NFL Comparison: Chandler Jones
Teams With Need at Position: Atlanta Falcons, Cincinnati Bengals, Cleveland Browns, Indianapolis Colts, Los Angeles Rams, Miami Dolphins, New England Patriots, Pittsburgh Steelers, San Francisco 49ers, Washington Redskins
Projection: possible late first round
Watt is an intriguing prospect. Obviously there is the direct connection to his brother, but Watt actually does follow a similar path to J.J. Both came out of hight school as tight ends before flipping over to the defensive side of the ball. And the two also put up big numbers playing on the edge even with little experience playing the position.

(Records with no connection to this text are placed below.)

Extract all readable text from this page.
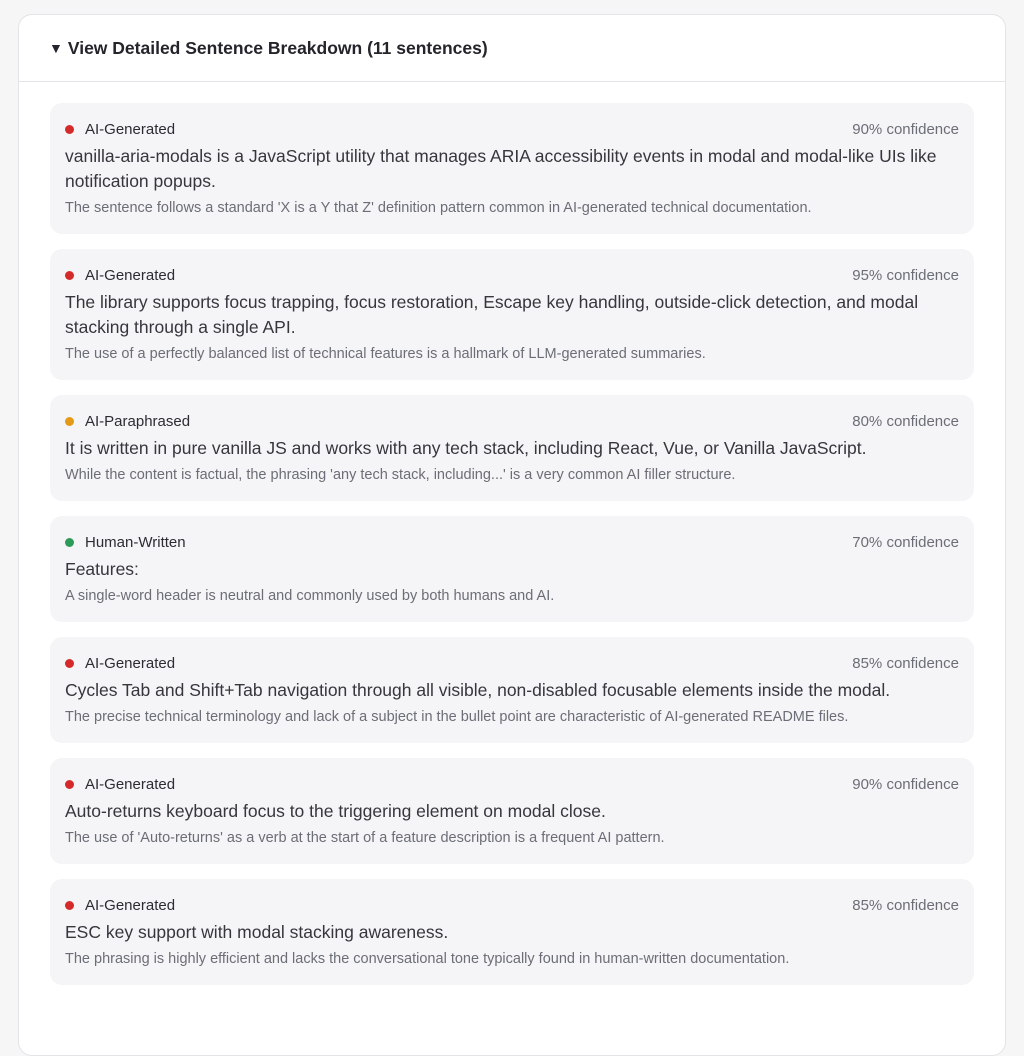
▼ View Detailed Sentence Breakdown (11 sentences)
AI-Generated	90% confidence
vanilla-aria-modals is a JavaScript utility that manages ARIA accessibility events in modal and modal-like UIs like notification popups.
The sentence follows a standard 'X is a Y that Z' definition pattern common in AI-generated technical documentation.
AI-Generated	95% confidence
The library supports focus trapping, focus restoration, Escape key handling, outside-click detection, and modal stacking through a single API.
The use of a perfectly balanced list of technical features is a hallmark of LLM-generated summaries.
AI-Paraphrased	80% confidence
It is written in pure vanilla JS and works with any tech stack, including React, Vue, or Vanilla JavaScript.
While the content is factual, the phrasing 'any tech stack, including...' is a very common AI filler structure.
Human-Written	70% confidence
Features:
A single-word header is neutral and commonly used by both humans and AI.
AI-Generated	85% confidence
Cycles Tab and Shift+Tab navigation through all visible, non-disabled focusable elements inside the modal.
The precise technical terminology and lack of a subject in the bullet point are characteristic of AI-generated README files.
AI-Generated	90% confidence
Auto-returns keyboard focus to the triggering element on modal close.
The use of 'Auto-returns' as a verb at the start of a feature description is a frequent AI pattern.
AI-Generated	85% confidence
ESC key support with modal stacking awareness.
The phrasing is highly efficient and lacks the conversational tone typically found in human-written documentation.
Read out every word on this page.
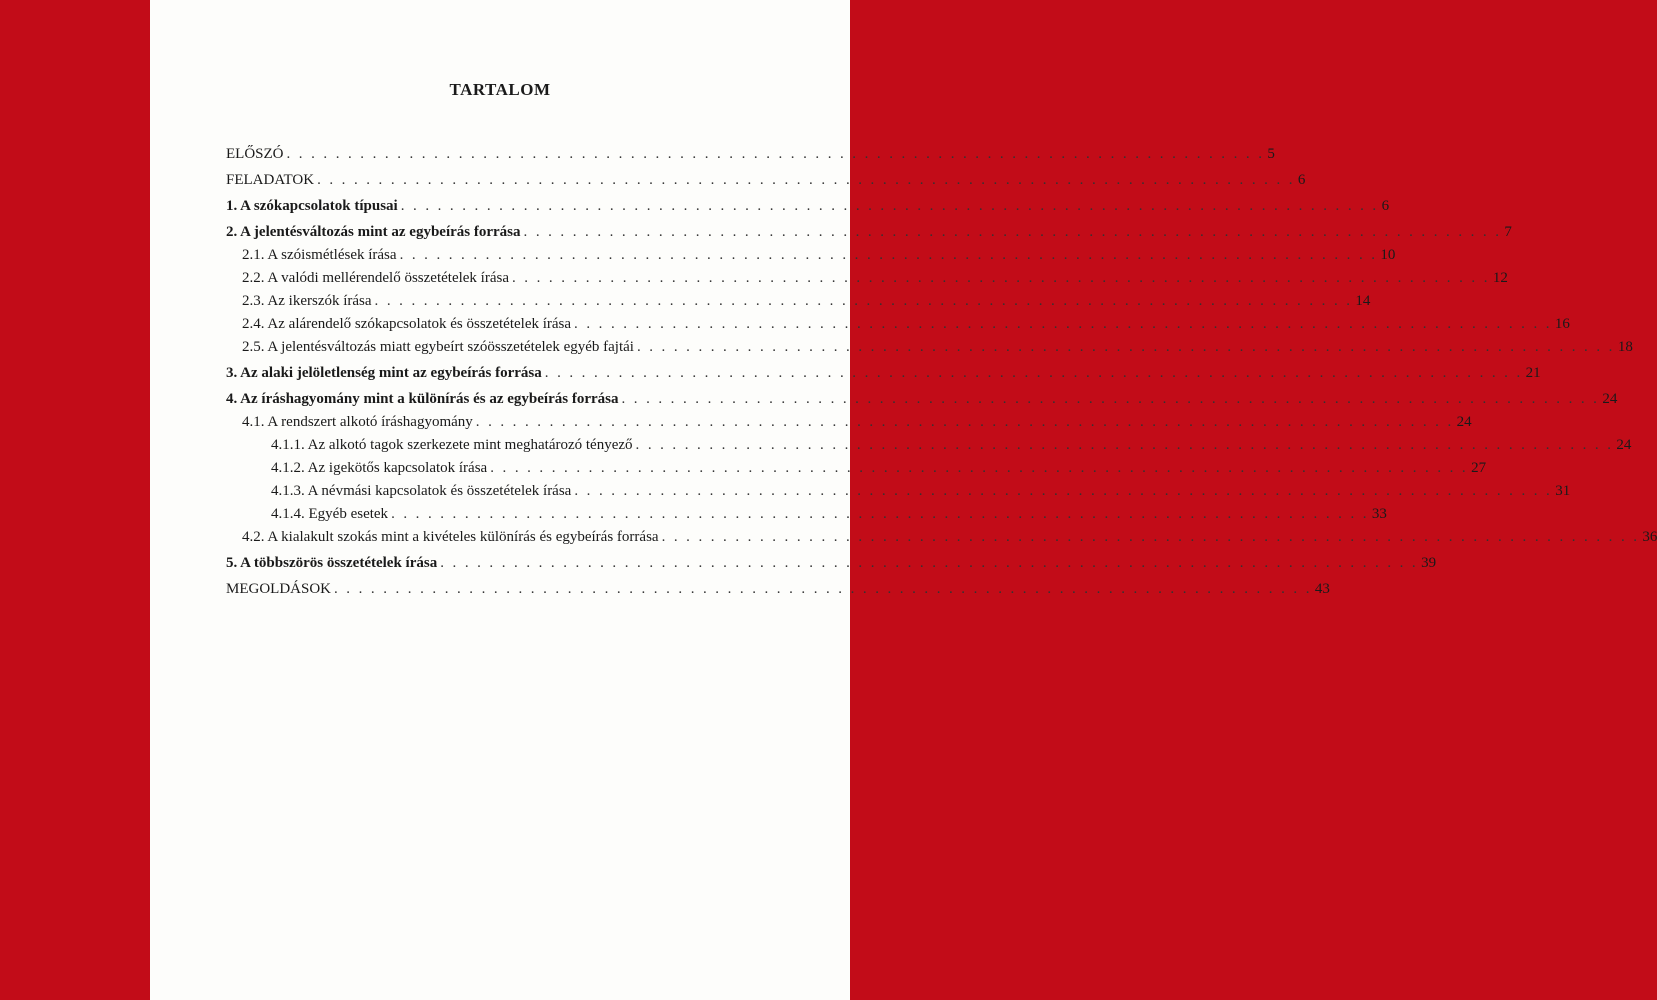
TARTALOM
ELŐSZÓ . . . . . . . . . . . . . . . . . . . . . . . . . . . . . . . . . . . . . . . . . . . . . . . . . . . . . . . . . . . . . . . . . . . . . . . . . . . . . . . . 5
FELADATOK . . . . . . . . . . . . . . . . . . . . . . . . . . . . . . . . . . . . . . . . . . . . . . . . . . . . . . . . . . . . . . . . . . . . . . . . . . . . . . . . 6
1. A szókapcsolatok típusai . . . . . . . . . . . . . . . . . . . . . . . . . . . . . . . . . . . . . . . . . . . . . . . . . . . . . . . . . . . . . . . . . . . . . . . . . . . . . . . . 6
2. A jelentésváltozás mint az egybeírás forrása . . . . . . . . . . . . . . . . . . . . . . . . . . . . . . . . . . . . . . . . . . . . . . . . . . . . . . . . . . . . . . . . . . . . . . . . . . . . . . . . 7
2.1. A szóismétlések írása . . . . . . . . . . . . . . . . . . . . . . . . . . . . . . . . . . . . . . . . . . . . . . . . . . . . . . . . . . . . . . . . . . . . . . . . . . . . . . . . 10
2.2. A valódi mellérendelő összetételek írása . . . . . . . . . . . . . . . . . . . . . . . . . . . . . . . . . . . . . . . . . . . . . . . . . . . . . . . . . . . . . . . . . . . . . . . . . . . . . . . . 12
2.3. Az ikerszók írása . . . . . . . . . . . . . . . . . . . . . . . . . . . . . . . . . . . . . . . . . . . . . . . . . . . . . . . . . . . . . . . . . . . . . . . . . . . . . . . . 14
2.4. Az alárendelő szókapcsolatok és összetételek írása . . . . . . . . . . . . . . . . . . . . . . . . . . . . . . . . . . . . . . . . . . . . . . . . . . . . . . . . . . . . . . . . . . . . . . . . . . . . . . . . 16
2.5. A jelentésváltozás miatt egybeírt szóösszetételek egyéb fajtái . . . . . . . . . . . . . . . . . . . . . . . . . . . . . . . . . . . . . . . . . . . . . . . . . . . . . . . . . . . . . . . . . . . . . . . . . . . . . . . . 18
3. Az alaki jelöletlenség mint az egybeírás forrása . . . . . . . . . . . . . . . . . . . . . . . . . . . . . . . . . . . . . . . . . . . . . . . . . . . . . . . . . . . . . . . . . . . . . . . . . . . . . . . . 21
4. Az íráshagyomány mint a különírás és az egybeírás forrása . . . . . . . . . . . . . . . . . . . . . . . . . . . . . . . . . . . . . . . . . . . . . . . . . . . . . . . . . . . . . . . . . . . . . . . . . . . . . . . . 24
4.1. A rendszert alkotó íráshagyomány . . . . . . . . . . . . . . . . . . . . . . . . . . . . . . . . . . . . . . . . . . . . . . . . . . . . . . . . . . . . . . . . . . . . . . . . . . . . . . . . 24
4.1.1. Az alkotó tagok szerkezete mint meghatározó tényező . . . . . . . . . . . . . . . . . . . . . . . . . . . . . . . . . . . . . . . . . . . . . . . . . . . . . . . . . . . . . . . . . . . . . . . . . . . . . . . . 24
4.1.2. Az igekötős kapcsolatok írása . . . . . . . . . . . . . . . . . . . . . . . . . . . . . . . . . . . . . . . . . . . . . . . . . . . . . . . . . . . . . . . . . . . . . . . . . . . . . . . . 27
4.1.3. A névmási kapcsolatok és összetételek írása . . . . . . . . . . . . . . . . . . . . . . . . . . . . . . . . . . . . . . . . . . . . . . . . . . . . . . . . . . . . . . . . . . . . . . . . . . . . . . . . 31
4.1.4. Egyéb esetek . . . . . . . . . . . . . . . . . . . . . . . . . . . . . . . . . . . . . . . . . . . . . . . . . . . . . . . . . . . . . . . . . . . . . . . . . . . . . . . . 33
4.2. A kialakult szokás mint a kivételes különírás és egybeírás forrása . . . . . . . . . . . . . . . . . . . . . . . . . . . . . . . . . . . . . . . . . . . . . . . . . . . . . . . . . . . . . . . . . . . . . . . . . . . . . . . . 36
5. A többszörös összetételek írása . . . . . . . . . . . . . . . . . . . . . . . . . . . . . . . . . . . . . . . . . . . . . . . . . . . . . . . . . . . . . . . . . . . . . . . . . . . . . . . . 39
MEGOLDÁSOK . . . . . . . . . . . . . . . . . . . . . . . . . . . . . . . . . . . . . . . . . . . . . . . . . . . . . . . . . . . . . . . . . . . . . . . . . . . . . . . . 43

Time will tell, however. Watt’s injury history is a red flag to many general manager and coaching staffs. Albeit something like that is uncontrollable from Watt’s perspective, but it could incite caution amongst some teams.
However, teams may be able to look past his recent injury history based on the sheer fact of the production he could bring at a very key position. His potential is unlimited, and if put in the right system with the right coaching, he could flourish into a possible star. Given the high level of success but with a relatively small sample size, the risk could be worth the reward when it comes to drafting Watt
In summary, T.J. Watt has the ability to make an NFL team very happy for the coming years. Whether it’s in the first or second round, the star outside linebacker is on track to make a name for himself, and outside of his older brothers shadow.